When the police chief announced his resignation on live television almost two weeks later, discomfited in his barong tagalog, no longer wearing the uniform with stars on his shoulders, the backdrop on screen was a swimming pool in his home, which somehow characterized a taste for decadence rather than humility.
His move had come belatedly, for he had already been suspended but refused to step down, unwilling to leave the luxury of his ‘white house’ in camp, even after court allegations of improper gains. It was his rope tied to Cory’s son that might, or could, pull down the shattering pieces of a national tragedy.
The Senate hearing investigating the dramatic events in Mindanao wound up on the eve of the EDSA celebration, also made live for the nation to see and hear the many questions, tears, frustrations, accusations, and the stark bigotry of politicians. Watching the crop of generals was nowhere near those who served in the days of Cory, who should have taught her son that – despite her mistrust of the military – she learned the hard way of becoming commander-in-chief, to bring the military back to the barracks.
On the night of the party, February 25 this year, Eddie had to bring up – in parallel – the story of his former trusted aide-de-camp, Avelino “Sonny” Razon Jr., who had also been chief of the national police. Razon has been in jail for a year-and-a-half, on malversation cases and denied bail. In the jailhouse, there’s an arrow that leads to ‘Senators’ on the left and another on the right for the ‘Generals.’
Eddie’s aide is there, ironically in a cell he had built to standard when he was the chief in Camp Crame, where the outbreak of the historical revolution had started in 1986. As soon as the court issued the charges against him, he turned himself in, unafraid and confident of his innocence, thinking it was going to be as easy as running a one hundred-meter dash.

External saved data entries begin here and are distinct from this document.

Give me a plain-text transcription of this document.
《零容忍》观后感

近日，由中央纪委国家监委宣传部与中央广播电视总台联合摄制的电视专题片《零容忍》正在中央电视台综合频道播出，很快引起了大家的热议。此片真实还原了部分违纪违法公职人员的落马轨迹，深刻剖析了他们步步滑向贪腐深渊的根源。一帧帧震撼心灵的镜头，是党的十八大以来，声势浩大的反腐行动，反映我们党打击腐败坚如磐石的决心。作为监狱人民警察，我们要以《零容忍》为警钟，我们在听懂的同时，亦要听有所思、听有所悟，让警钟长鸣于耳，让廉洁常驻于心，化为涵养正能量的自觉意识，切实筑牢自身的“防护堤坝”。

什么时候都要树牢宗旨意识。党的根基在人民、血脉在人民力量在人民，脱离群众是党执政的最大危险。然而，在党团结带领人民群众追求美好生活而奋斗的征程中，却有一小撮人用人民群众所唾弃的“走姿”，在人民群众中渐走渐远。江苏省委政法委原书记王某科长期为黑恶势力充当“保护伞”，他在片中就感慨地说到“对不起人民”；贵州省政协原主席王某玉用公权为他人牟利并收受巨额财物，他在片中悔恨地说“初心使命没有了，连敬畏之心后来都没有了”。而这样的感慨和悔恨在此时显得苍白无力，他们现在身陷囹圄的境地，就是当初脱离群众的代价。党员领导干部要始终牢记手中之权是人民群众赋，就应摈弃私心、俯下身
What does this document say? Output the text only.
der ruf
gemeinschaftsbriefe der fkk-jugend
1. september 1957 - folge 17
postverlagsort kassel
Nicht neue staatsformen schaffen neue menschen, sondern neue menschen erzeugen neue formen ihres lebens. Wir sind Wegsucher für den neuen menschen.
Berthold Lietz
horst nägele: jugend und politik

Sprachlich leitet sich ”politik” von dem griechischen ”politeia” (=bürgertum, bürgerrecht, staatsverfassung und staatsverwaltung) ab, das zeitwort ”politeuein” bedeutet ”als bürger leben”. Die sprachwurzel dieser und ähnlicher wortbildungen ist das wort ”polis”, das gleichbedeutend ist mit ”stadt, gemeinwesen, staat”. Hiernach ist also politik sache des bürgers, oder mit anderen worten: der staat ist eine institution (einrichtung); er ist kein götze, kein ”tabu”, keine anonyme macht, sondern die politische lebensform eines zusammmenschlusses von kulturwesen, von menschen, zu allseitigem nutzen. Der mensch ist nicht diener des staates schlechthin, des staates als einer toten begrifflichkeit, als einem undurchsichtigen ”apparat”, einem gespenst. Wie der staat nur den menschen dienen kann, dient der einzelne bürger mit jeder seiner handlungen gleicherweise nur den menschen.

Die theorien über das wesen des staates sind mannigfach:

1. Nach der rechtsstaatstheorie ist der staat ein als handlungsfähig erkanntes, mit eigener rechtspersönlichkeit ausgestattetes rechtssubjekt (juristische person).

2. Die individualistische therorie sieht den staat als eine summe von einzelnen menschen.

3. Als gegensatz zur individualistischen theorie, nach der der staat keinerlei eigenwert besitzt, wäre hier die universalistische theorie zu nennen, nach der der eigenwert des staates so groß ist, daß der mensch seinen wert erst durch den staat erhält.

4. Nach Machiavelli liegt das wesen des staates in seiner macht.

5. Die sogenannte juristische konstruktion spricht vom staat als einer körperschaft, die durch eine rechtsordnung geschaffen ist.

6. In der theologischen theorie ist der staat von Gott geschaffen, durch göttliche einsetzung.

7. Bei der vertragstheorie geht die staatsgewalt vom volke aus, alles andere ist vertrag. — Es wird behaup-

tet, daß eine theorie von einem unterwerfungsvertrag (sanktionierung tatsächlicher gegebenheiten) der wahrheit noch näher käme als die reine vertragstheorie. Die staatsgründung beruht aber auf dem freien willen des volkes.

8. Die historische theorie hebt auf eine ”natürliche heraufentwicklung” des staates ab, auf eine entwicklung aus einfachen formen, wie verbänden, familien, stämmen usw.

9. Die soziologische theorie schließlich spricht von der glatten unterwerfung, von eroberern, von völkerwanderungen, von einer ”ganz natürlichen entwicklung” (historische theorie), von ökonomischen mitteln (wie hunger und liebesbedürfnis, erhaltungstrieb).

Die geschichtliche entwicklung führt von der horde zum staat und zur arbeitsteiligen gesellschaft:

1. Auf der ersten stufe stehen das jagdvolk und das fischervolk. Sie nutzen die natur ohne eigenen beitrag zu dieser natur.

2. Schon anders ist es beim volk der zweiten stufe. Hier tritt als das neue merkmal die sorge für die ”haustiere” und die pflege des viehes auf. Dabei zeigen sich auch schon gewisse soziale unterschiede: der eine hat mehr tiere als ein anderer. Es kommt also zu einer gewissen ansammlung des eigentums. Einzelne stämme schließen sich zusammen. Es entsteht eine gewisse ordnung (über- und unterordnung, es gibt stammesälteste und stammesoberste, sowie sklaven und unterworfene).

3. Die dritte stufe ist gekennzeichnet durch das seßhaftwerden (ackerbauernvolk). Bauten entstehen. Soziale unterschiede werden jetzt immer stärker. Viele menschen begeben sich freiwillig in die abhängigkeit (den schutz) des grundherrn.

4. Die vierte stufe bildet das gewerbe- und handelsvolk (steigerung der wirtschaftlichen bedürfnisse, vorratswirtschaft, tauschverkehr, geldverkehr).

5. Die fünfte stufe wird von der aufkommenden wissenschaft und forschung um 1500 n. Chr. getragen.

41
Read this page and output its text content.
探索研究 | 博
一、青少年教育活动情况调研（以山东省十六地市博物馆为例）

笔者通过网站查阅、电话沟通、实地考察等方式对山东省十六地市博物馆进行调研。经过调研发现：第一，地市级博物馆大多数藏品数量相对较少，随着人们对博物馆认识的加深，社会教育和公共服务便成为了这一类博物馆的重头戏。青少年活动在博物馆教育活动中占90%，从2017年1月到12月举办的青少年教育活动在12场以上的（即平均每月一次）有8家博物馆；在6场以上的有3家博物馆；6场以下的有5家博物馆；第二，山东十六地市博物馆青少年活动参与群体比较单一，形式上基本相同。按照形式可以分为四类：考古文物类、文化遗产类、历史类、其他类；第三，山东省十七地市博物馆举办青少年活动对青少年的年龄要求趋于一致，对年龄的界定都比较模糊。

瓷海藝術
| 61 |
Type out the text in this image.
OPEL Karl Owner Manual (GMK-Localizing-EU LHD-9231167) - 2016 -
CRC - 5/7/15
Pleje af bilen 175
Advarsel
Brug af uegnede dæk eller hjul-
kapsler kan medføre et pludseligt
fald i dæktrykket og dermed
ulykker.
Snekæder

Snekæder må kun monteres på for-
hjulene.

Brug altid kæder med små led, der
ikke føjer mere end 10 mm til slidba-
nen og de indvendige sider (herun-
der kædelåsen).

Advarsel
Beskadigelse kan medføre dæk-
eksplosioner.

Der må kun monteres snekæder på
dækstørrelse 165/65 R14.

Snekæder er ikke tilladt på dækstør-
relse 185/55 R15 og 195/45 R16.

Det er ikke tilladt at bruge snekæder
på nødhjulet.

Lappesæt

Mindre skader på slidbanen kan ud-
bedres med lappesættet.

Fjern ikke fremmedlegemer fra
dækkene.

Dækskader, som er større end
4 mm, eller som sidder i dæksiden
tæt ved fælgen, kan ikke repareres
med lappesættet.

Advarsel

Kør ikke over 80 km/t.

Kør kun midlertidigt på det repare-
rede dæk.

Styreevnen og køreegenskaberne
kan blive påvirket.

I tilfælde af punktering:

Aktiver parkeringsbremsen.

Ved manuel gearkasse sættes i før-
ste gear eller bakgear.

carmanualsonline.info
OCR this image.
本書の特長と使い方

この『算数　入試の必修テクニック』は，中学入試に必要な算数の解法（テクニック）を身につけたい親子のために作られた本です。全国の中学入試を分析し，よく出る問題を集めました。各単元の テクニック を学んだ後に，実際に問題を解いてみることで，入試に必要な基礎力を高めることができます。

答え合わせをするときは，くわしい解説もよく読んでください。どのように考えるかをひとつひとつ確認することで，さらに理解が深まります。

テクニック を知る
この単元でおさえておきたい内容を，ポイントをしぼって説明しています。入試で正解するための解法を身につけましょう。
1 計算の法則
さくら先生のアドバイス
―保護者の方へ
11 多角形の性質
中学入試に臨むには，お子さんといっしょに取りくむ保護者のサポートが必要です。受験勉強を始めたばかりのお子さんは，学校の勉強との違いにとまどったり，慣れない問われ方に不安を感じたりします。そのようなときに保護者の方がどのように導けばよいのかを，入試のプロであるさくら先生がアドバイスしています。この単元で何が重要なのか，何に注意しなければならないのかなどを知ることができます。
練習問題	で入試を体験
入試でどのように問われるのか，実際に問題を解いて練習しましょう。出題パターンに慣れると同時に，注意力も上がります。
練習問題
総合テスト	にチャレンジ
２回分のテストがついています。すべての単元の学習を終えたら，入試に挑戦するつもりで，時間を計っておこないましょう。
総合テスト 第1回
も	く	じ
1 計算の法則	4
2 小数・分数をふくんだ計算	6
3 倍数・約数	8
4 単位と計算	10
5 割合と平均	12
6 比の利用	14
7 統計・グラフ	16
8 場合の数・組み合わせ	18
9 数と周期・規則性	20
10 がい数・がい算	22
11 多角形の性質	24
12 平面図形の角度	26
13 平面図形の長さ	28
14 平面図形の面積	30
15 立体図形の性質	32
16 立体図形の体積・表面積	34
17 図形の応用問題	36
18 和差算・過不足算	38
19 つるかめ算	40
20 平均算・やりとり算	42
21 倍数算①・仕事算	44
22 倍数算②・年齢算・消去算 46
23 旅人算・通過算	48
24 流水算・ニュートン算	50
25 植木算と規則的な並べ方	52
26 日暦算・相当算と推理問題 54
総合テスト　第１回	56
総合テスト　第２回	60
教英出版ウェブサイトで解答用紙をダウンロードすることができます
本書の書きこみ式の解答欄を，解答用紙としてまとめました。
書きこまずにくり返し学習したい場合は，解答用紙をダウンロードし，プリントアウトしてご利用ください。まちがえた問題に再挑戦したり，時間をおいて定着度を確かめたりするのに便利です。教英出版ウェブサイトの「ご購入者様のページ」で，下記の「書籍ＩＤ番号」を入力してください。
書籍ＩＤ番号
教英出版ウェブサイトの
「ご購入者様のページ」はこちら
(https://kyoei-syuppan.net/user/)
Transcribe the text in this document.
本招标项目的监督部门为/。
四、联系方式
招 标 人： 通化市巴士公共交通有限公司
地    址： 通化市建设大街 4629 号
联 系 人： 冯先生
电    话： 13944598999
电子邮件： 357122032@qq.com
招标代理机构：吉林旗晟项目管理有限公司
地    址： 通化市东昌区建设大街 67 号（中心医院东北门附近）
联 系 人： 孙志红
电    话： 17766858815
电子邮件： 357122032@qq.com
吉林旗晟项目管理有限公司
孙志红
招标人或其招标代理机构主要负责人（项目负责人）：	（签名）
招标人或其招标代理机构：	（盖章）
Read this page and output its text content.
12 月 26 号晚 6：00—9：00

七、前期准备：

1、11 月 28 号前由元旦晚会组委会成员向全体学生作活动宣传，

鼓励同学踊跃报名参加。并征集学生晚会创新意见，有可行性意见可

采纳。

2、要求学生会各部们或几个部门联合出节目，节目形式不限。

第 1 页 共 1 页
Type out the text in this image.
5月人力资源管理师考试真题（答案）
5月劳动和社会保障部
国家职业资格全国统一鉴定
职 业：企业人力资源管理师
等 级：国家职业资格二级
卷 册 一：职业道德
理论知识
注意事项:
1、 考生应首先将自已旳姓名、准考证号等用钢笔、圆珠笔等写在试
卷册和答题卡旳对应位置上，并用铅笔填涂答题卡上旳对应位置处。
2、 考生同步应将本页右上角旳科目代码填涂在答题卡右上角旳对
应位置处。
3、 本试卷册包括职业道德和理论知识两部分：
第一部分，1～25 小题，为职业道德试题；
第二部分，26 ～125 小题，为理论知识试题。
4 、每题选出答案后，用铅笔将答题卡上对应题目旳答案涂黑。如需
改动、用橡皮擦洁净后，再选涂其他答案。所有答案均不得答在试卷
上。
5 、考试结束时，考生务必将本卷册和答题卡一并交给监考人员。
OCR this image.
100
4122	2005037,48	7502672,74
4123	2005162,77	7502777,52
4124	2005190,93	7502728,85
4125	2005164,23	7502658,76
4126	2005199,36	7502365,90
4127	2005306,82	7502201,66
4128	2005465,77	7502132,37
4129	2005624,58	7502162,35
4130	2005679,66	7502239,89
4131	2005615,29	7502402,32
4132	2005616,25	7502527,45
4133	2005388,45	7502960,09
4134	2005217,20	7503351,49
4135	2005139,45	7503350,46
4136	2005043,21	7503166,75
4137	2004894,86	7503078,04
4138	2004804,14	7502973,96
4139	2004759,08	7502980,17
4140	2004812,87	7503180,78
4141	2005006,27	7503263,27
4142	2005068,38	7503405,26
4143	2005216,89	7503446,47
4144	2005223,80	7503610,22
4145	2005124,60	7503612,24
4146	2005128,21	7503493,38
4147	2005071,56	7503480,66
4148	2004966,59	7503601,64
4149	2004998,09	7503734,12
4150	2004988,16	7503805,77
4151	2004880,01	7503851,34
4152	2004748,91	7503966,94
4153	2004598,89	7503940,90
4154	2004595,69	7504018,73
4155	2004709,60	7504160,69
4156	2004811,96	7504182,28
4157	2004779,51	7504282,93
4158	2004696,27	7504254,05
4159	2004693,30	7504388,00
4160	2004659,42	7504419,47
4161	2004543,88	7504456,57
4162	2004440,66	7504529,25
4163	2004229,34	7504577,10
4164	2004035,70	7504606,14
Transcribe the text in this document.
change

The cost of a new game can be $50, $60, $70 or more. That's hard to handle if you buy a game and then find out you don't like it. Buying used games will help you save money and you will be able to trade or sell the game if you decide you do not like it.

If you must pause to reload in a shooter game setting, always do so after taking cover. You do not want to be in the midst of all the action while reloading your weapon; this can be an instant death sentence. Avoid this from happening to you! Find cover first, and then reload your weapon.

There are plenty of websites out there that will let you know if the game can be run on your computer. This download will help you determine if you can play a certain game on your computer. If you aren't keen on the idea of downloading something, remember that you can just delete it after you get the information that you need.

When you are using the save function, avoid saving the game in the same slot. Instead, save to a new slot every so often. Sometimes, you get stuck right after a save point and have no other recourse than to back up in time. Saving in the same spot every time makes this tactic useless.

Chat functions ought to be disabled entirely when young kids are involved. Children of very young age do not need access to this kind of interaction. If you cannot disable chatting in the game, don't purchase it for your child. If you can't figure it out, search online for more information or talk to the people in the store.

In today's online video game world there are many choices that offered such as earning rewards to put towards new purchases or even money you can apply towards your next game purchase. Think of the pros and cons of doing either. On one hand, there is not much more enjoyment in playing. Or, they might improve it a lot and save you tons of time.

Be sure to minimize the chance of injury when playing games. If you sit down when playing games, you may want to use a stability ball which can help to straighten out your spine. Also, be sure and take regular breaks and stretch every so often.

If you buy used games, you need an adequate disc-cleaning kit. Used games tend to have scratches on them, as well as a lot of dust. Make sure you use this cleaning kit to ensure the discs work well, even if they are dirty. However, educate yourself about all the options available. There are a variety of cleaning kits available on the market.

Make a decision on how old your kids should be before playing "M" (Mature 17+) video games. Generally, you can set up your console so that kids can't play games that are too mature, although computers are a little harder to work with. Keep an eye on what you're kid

But the court wouldn’t hear his plea that the irregular contracts were done before he had sat in office, and the quick run he was ready for was turning into a demoralizing marathon. Eddie had asked authorities to give his former aide a six-day liberty pass for the sake of the people-power anniversary. Not granted. To the Senators and Generals behind bars, they were part of the showcase of Cory’s son in his crusade against corruption.
The biggest catch among the senators allegedly involved in a pork barrel scam is 91-year old Johnny, held especially in the camp hospital and who at past midnight, long after the book party at Club Filipino was over, fell ill with pneumonia. Eddie went to visit him.
Retreating from the EDSA celebration that people will remember for the traffic and nothing more than that, a throng of police that had stood guard earlier for the program were huddled and relaxed by the roadside eating their packed Styrofoam dinner, their grayish blue uniform melding with the night.
Twenty-nine years ago, once upon a time, there was Cory, Eddie, and Johnny, and they changed history.
Criselda Yabes is the author of "Below the Crying Mountain" set in the rebellion of the 1970s in the south. It won the UP Centennial Literary Prize in 2008 and was nominated for the Man Asian Prize in 2010. She is currently based in Manila.